Ada sejumlah ulama kontemporer yang condong kepada pendapat kedua, seperti Syaikh Abu Malik Kamal bin al-Sayyid Salim dalam Shahih Fiqih Sunnahnya. Setelah beliau menukilkan pendapat ulama yang melarang untuk mendahulukan puasa enam hari di bulan Syawal sebelum mengadla’ puasa Ramadlan yang ditinggalkannya karena udzur, beliau mengatakan, “Kecuali bila dikatakan sabdanya: ‘kemudian dilanjutkan dengan puasa enam hari dari bulan Syawal’, terucap secara umum, dan tidak memiliki konteks mafhum sama sekali, maka ketika itu boleh melaksanakan puasa enam hari di blan syawal tersebut sebelum melaksanakan puasa qadlan Ramadlan. Terutama apabila bulan syawal terasa sempit bagi seseorang jika harus mengadla terlebih dahulu. (Shahih Fiqih Sunnah, Abu Malik Kamal Salim, Pustaka al-Tazkia, Jakarta: 3/182)
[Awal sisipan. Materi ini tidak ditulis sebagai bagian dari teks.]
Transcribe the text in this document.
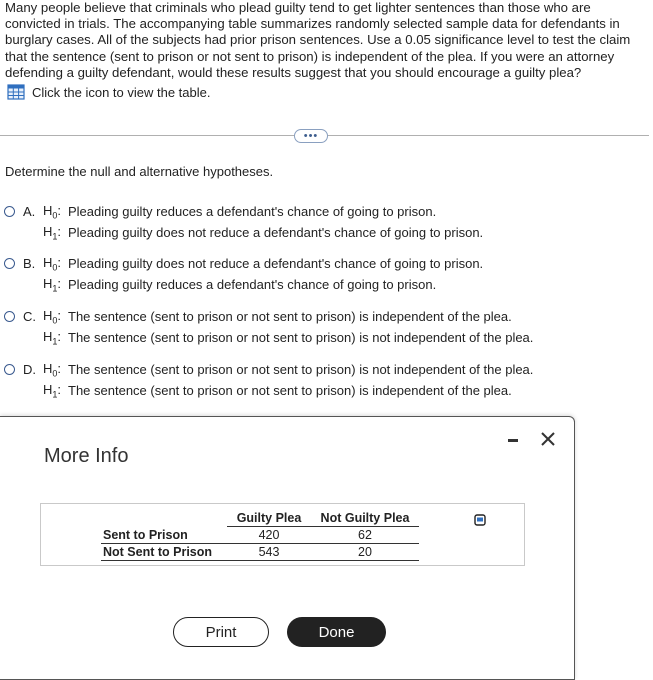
Many people believe that criminals who plead guilty tend to get lighter sentences than those who are convicted in trials. The accompanying table summarizes randomly selected sample data for defendants in burglary cases. All of the subjects had prior prison sentences. Use a 0.05 significance level to test the claim that the sentence (sent to prison or not sent to prison) is independent of the plea. If you were an attorney defending a guilty defendant, would these results suggest that you should encourage a guilty plea?
Click the icon to view the table.
•••
Determine the null and alternative hypotheses.
A. $H_0$: Pleading guilty reduces a defendant's chance of going to prison.
$H_1$: Pleading guilty does not reduce a defendant's chance of going to prison.
B. $H_0$: Pleading guilty does not reduce a defendant's chance of going to prison.
$H_1$: Pleading guilty reduces a defendant's chance of going to prison.
C. $H_0$: The sentence (sent to prison or not sent to prison) is independent of the plea.
$H_1$: The sentence (sent to prison or not sent to prison) is not independent of the plea.
D. $H_0$: The sentence (sent to prison or not sent to prison) is not independent of the plea.
$H_1$: The sentence (sent to prison or not sent to prison) is independent of the plea.
More Info
	Guilty Plea	Not Guilty Plea
Sent to Prison	420	62
Not Sent to Prison	543	20
Print	Done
. . . Puasa enam hari di bulan Syawal merupakan keutamaan khusus untuk bulan ini yang akan hilang dengan berlalunya bulan Syawal. . . 

Syaikh Khalid bin Abdullah al-Mushlih juga termasuk yang lebih condong untuk membolehkan. Beliau menjelaskan, bahwa makna didapatkannya keutamaan tersebut tidak tergantung dengan selesai dari melaksanakan qadla’ sebelum melaksanakan puasa enam hari di bulan Syawal. Karena kelanjutan puasa bulan Ramadlan untuk puasa sepuluh bulan sesudahnya bisa diraih dengan menyempurnakan pelaksanaan amal fardlu baik dengan langsung atau diqadla’. Dan Allah sendiri telah melapangkan dalam masalah qadla’ melalui firman-Nya,

 فَعِدَّةٌ مِنْ أَيَّامٍ أُخَرَ يُرِيدُ اللَّهُ بِكُمُ الْيُسْرَ وَلا يُرِيدُ بِكُمُ الْعُسْرَ وَلِتُكْمِلُوا الْعِدَّةَ

“. . . Maka (wajiblah baginya berpuasa), sebanyak hari yang ditinggalkannya itu, pada hari-hari yang lain. Allah menghendaki kemudahan bagimu, dan tidak menghendaki kesukaran bagimu. Dan hendaklah kamu mencukupkan bilangannya dan hendaklah kamu mengagungkan Allah atas petunjuk-Nya yang diberikan kepadamu, supaya kamu bersyukur.” (QS. Al-Baqarah: 185)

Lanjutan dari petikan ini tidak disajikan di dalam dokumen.